Once we remove all moral codes of behaviour, we open the Pandora's box (that is to say not necessary justice we all recognise, subject to eternal laws), and that we all compete continuously to achieve our individualistic desires it gets quite complicated, not to say practically impossible, to generate a political class worthy of the name, that is to say, capable of resisting the temptation to grab for themselves part of public resources, originally intended for all members of society. If we trace the last centuries of political thought, we will find two great recurrent features, repeated again and again: a negative anthropology where man is governed by an excessive and uncontrolled desire, and the creation of the State as a power without limits, the only free and rational entity. Given these premises, when the politician is at the pinnacle of power that does not recognize any limit and is motivated by individual interests that do not include any common good (because their nature does not allow it), how can they avoid using the power invested in them for anything other than merely personal ends?
I WOULD ALSO DO THE SAME
Make no mistake, the same process of corruption politicians are subjected to is also sullies each and all of us. Educated in the value of freedom without limits, accustomed to having no limits, neither in school nor in the family, disconnected from all reference to God and to others, unaccustomed to the recognition of beauty and the importance of inner culture through of the renunciation and of the so significant (but outdated!) temperance, in grey, ugly and depersonalizing urban environments, we run the risk of falling into the same corruption shredder that is first only internal, but after, economic.
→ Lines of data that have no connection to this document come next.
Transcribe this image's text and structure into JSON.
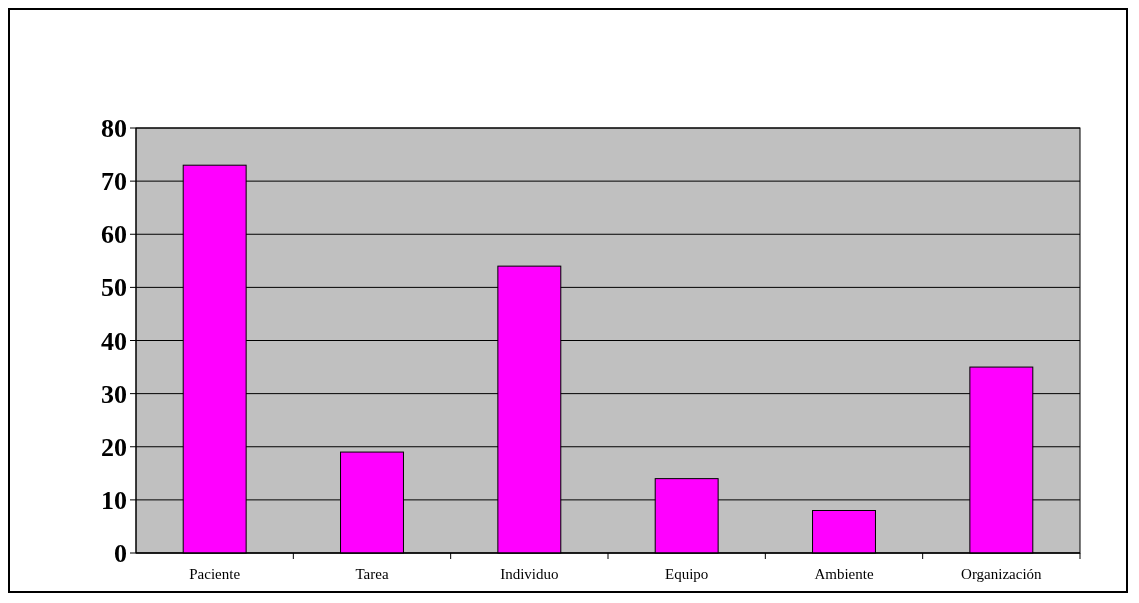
{
  "chart_data": {
    "type": "bar",
    "categories": [
      "Paciente",
      "Tarea",
      "Individuo",
      "Equipo",
      "Ambiente",
      "Organización"
    ],
    "values": [
      73,
      19,
      54,
      14,
      8,
      35
    ],
    "color": "#ff00ff",
    "ylim": [
      0,
      80
    ],
    "yticks": [
      0,
      10,
      20,
      30,
      40,
      50,
      60,
      70,
      80
    ],
    "grid": "y"
  }
}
For this reason, when we hear shouts of scandal, and the entire line of mourners who flail themselves with Pavlonian reflections, when for the umpteenth time the news comes out of corruption of politicians, the suspicion arises that such a din is caused by the mechanism of indignation which makes us blind to the same dynamics in each one of us. Moreover, and above all, our instant intuition is that, after all, given the same conditions of the politician, enjoying the same power and the same possibility of not being discovered, also "I" would do the same, but I would certainly not denounce myself. Here is the whole question: no-one can promise themselves that, given the conditions of corruptibility, we would not end up being corrupt ourselves. Moreover, so much shouting and outrage seem to us the way to put off the reflection that corruption, which occupies so much space in the media, is the same gangrene with which we and our society are irremediably infected.